In a separate sitting, the Bundesrat upper house also approved Germany’s contribution to a 110 billion euro rescue plan that was agreed by the International Monetary Fund (IMF) and euro zone members last weekend.
Politicians in Spain and Portugal–two of the countries the market views as most at risk of contagion from Greece’s spiraling debt crisis–approved their governments’ smaller contributions.
In Den Haag, the Dutch parliament effectively granted approval for the country’s 4.7 billion euro ($6.3 billion) contribution, by rejecting a motion against it.
Up against debt servicing costs that are rising almost daily, Greece faces a race against time to start tapping the rescue package ahead of a 19 May deadline for refinancing an 8.5 bln euro bond.
A potential delay to payments from the package’s biggest contributor Germany came via a lawsuit filed in the country’s highest court by a group of academics. The suit, which had been expected, is thought to have little chance of success.
Martin Ibler, an expert on constitutional law from the University of Konstanz, said he did not believe the academics’ complaint, nor their attempt to seek a court injunction to prevent President Horst Koehler signing off the aid bill, would succeed.
However, the constitutional court could set out arguments in a justification for its ruling that would “state more precisely and limit the scope” of the government and parliament’s ability to act on future cases like Greece, Ibler said.
One former judge of the court, who declined to be named, told Reuters this week he was skeptical the court action would succeed and that he did not expect the Greek loans to be held up by it.
Earlier Finance Minister Wolfgang Schaeuble told the Bundestag the aid would uphold Germany’s postwar legacy of serving peace in Europe.
“The joint European currency, the joint European economic area were right,” he said. “There is no comparable alternative to them in the 21st Century in the age of globalization. That is why we must defend the joint European currency.”
Despite initial resistance to agreeing Greek aid due to massive popular opposition to a bailout, Merkel said this week the future of Europe depended on approving the package.
Schaeuble said that, given the options available to legislators, policymakers agreed there was no alternative.
“The President of the Bundesbank, the President of the European Central Bank, the director of the IMF, and many others say it would be devastating to risk allowing a member of the euro zone, Greece, to become insolvent,” he said.
Debt restructuring was not the answer either, he added.
The voting coincided with increasing political scrutiny of the bailout in the run-up to an election on Sunday in North Rhine-Westphalia (NRW), Germany’s most populous state.

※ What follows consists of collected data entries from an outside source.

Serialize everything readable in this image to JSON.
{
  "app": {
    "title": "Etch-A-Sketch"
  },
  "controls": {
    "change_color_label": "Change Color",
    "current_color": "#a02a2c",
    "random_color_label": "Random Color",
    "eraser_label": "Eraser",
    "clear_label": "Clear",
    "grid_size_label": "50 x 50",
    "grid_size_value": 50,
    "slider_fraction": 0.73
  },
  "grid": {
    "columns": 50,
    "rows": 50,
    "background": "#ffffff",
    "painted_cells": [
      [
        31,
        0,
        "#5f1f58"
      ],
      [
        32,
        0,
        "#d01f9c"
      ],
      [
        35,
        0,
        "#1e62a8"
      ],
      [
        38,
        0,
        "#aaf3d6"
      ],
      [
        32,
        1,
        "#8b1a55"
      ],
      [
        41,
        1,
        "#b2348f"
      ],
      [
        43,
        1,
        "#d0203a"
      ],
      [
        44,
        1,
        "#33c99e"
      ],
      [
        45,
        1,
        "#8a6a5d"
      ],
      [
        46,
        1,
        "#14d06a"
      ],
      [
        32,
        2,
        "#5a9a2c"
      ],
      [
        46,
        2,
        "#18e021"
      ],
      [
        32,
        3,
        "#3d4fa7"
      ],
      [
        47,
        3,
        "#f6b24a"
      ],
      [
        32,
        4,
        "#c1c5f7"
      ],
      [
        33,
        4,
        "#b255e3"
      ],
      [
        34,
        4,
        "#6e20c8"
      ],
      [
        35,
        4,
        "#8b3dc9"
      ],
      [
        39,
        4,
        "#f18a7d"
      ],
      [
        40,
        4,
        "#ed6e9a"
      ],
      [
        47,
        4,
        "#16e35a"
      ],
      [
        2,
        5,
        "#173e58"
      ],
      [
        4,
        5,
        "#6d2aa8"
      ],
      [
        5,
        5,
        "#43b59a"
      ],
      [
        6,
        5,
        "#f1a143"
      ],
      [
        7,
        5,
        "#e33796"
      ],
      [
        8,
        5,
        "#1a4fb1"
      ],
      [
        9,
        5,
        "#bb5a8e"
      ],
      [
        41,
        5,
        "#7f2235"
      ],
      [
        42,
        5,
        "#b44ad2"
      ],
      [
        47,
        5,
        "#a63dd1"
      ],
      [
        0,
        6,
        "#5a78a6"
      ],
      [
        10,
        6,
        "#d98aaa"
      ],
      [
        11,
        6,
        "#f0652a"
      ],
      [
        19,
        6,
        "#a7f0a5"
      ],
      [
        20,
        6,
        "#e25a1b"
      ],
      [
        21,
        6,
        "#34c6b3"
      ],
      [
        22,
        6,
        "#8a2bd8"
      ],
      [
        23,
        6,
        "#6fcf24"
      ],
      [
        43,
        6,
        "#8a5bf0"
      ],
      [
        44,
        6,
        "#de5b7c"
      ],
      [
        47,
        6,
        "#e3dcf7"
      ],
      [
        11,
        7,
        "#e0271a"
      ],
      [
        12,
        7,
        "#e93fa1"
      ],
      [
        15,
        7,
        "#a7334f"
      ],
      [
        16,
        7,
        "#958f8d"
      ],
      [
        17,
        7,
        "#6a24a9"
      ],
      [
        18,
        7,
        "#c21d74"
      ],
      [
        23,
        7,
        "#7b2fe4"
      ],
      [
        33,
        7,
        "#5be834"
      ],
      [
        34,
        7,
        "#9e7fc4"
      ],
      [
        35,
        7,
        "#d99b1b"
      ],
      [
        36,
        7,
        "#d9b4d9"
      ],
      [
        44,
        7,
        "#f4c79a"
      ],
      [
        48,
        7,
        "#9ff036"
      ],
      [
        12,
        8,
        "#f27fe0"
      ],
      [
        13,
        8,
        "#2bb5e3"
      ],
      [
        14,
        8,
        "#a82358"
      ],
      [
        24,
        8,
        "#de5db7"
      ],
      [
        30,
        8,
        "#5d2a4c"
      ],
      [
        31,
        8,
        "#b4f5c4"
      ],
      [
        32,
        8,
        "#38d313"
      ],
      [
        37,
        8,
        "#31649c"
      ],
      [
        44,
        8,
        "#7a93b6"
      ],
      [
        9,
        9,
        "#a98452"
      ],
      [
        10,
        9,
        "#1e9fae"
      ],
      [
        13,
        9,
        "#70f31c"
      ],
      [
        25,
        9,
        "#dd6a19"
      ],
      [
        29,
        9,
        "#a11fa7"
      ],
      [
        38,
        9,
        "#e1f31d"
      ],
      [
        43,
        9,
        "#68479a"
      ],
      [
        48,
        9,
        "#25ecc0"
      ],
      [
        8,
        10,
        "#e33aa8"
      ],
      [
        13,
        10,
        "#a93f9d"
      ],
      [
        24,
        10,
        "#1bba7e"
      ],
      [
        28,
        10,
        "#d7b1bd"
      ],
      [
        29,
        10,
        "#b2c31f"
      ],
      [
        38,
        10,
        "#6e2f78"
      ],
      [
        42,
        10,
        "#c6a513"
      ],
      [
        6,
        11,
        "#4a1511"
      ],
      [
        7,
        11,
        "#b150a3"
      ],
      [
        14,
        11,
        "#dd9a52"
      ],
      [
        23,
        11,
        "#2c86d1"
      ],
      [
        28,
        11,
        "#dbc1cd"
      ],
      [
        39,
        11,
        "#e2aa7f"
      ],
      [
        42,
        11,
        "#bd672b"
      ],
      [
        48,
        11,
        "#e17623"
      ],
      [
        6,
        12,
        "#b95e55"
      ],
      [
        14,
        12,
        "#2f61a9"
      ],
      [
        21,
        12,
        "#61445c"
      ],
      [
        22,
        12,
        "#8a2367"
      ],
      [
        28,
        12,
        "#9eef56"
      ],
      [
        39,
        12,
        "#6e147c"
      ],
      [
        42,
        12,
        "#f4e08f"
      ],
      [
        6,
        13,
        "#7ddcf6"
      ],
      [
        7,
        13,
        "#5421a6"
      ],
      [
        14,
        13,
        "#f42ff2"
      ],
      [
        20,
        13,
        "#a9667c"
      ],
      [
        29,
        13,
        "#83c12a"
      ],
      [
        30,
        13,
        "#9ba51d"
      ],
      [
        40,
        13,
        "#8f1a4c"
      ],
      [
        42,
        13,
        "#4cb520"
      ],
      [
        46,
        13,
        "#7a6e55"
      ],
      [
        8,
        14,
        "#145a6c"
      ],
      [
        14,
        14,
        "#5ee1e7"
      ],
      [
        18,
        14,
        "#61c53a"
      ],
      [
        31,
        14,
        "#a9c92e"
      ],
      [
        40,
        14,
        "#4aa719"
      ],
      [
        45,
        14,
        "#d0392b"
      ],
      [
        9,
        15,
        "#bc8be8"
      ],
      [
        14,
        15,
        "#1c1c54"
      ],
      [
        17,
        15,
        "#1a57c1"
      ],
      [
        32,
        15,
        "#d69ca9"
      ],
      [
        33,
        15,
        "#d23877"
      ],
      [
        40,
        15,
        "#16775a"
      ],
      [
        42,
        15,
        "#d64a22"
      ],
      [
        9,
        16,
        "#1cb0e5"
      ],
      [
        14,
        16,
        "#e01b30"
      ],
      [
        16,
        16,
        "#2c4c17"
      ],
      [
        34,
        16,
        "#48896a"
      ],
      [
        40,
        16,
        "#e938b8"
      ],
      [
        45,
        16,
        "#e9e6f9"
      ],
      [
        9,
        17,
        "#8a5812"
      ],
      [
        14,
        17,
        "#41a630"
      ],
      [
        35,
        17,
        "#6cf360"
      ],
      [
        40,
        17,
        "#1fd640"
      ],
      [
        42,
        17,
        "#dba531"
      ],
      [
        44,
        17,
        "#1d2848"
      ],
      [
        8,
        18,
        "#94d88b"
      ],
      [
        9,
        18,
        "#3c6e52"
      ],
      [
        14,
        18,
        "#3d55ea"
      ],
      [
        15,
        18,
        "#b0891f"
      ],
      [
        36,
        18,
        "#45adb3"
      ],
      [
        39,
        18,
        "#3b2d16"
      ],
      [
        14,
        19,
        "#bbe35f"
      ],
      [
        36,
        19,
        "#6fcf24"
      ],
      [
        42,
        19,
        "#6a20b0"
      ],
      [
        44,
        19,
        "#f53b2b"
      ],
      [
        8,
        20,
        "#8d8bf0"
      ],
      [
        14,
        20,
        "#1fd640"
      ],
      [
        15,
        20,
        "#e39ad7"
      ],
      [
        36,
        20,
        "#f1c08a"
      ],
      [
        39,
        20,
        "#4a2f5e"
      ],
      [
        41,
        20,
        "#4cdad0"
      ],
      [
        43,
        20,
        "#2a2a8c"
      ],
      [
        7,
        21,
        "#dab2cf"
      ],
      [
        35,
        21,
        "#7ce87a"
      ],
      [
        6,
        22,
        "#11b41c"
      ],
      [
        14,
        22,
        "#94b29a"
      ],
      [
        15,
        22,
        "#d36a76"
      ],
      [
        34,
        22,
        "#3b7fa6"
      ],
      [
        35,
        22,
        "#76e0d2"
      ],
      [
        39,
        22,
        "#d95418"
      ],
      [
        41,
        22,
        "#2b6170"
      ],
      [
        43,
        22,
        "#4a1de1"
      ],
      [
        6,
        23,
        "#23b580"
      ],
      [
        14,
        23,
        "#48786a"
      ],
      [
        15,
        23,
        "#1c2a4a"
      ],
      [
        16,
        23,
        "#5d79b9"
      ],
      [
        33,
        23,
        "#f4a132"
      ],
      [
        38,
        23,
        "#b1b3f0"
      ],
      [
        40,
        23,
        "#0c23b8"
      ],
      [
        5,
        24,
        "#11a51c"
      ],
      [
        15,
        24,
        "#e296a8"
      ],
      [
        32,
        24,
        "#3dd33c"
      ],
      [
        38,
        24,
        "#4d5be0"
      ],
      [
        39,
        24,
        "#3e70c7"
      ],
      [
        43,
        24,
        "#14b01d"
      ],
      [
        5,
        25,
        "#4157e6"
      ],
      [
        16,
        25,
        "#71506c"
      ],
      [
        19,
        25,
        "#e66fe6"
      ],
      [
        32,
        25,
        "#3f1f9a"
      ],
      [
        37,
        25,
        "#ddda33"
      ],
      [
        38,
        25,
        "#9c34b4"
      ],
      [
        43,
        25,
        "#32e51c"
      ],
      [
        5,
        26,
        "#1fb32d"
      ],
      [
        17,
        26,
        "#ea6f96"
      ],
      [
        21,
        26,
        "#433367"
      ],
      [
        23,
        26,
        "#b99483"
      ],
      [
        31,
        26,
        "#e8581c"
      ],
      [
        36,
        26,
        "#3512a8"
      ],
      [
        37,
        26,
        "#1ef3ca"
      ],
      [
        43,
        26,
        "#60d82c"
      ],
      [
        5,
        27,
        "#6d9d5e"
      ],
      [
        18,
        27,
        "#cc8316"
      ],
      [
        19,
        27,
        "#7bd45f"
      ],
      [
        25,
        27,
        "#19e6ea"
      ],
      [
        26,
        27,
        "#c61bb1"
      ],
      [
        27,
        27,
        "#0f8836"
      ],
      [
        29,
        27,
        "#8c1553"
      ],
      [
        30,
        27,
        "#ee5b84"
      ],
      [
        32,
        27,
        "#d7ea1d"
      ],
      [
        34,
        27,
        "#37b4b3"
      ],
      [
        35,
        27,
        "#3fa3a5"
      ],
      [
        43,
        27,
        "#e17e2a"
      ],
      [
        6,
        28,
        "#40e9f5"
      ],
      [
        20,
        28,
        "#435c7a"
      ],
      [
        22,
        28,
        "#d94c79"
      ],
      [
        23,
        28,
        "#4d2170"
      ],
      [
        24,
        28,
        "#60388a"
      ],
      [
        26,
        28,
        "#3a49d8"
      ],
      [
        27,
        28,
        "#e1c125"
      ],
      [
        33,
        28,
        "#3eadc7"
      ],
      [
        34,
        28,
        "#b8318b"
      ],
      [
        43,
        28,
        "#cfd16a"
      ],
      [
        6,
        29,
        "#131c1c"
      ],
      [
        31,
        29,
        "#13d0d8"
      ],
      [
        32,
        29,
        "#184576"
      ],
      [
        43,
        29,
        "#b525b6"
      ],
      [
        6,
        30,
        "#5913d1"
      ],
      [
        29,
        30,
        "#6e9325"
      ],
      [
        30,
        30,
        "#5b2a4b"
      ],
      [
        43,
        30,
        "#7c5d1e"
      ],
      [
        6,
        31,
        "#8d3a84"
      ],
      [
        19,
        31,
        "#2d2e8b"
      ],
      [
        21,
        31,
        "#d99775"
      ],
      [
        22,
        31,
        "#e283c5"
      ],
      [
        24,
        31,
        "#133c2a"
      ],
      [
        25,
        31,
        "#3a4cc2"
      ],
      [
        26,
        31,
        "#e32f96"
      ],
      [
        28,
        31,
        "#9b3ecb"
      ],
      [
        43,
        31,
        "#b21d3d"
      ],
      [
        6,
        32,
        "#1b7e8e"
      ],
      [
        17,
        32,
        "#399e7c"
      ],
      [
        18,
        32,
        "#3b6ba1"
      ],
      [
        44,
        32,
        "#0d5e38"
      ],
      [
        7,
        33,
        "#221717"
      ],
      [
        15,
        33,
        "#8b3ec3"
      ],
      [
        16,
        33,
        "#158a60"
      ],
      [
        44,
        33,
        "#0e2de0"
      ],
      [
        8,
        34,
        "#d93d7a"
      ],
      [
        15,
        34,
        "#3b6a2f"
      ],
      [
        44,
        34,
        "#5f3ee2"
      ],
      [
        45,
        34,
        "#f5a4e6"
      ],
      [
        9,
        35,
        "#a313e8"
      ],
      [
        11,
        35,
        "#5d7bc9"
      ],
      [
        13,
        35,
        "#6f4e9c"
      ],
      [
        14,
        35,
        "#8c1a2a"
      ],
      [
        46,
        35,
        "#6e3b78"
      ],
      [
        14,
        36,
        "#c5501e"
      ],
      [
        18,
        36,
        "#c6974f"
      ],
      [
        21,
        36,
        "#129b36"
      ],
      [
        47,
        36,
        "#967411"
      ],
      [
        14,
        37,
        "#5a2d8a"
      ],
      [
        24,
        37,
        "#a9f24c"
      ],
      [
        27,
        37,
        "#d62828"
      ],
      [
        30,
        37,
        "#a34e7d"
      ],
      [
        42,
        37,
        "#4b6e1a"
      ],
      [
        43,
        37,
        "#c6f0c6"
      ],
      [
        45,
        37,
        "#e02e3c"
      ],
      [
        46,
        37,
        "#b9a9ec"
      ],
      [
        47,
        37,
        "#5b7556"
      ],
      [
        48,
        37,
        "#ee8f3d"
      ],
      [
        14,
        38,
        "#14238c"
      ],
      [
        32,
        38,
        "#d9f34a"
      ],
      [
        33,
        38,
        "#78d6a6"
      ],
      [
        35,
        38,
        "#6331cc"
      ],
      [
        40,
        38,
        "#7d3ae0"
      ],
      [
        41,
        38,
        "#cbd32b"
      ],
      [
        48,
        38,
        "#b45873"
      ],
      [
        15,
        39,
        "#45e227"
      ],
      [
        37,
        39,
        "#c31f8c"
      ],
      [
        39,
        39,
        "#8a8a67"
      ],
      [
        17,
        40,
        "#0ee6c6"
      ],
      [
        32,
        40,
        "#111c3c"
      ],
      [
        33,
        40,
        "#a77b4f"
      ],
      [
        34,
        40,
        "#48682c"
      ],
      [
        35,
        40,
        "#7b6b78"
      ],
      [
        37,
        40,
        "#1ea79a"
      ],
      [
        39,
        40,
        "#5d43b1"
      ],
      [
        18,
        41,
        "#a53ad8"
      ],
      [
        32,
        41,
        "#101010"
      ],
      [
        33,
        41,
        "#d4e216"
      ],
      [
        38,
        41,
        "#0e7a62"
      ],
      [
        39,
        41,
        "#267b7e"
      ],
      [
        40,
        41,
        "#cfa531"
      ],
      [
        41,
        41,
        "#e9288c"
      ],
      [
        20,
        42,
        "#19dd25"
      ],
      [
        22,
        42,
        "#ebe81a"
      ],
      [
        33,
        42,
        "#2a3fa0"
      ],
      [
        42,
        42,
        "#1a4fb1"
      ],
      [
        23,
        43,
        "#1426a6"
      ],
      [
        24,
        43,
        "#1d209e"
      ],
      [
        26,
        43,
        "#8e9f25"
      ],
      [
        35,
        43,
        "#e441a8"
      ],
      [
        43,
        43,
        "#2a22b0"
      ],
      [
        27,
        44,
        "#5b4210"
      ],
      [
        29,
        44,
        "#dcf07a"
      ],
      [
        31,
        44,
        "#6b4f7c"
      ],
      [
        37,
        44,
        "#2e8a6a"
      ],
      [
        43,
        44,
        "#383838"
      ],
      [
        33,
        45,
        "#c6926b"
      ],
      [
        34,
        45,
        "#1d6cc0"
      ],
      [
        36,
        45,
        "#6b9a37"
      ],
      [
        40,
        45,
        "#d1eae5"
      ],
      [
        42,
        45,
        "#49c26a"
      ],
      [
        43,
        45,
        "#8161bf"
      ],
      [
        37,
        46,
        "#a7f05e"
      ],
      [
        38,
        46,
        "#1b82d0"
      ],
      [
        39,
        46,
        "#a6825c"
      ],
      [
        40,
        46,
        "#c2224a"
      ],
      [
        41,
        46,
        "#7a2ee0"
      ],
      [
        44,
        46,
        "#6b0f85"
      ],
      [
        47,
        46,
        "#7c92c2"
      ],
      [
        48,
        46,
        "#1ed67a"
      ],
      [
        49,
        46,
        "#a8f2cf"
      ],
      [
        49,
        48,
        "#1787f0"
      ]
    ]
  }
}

If Merkel’s center-right coalition of conservatives and pro-business Free Democrats (FDP) lose, they will forfeit their majority in the Bundesrat, making them reliant on the opposition to pass many laws.
The aid bill got backing from Germany’s opposition Greens, though the opposition Social Democrats said they would abstain.
In Lisbon, both the ruling Socialists and the opposition center-right Social Democrats backed Portugal’s 2.06 billion euro (US$2.76 billion) share of the package, which was approved by the country’s parliament.
In Madrid, the Spanish cabinet in turn approved a 9.8 billion euro (US$13.15 billion) payment.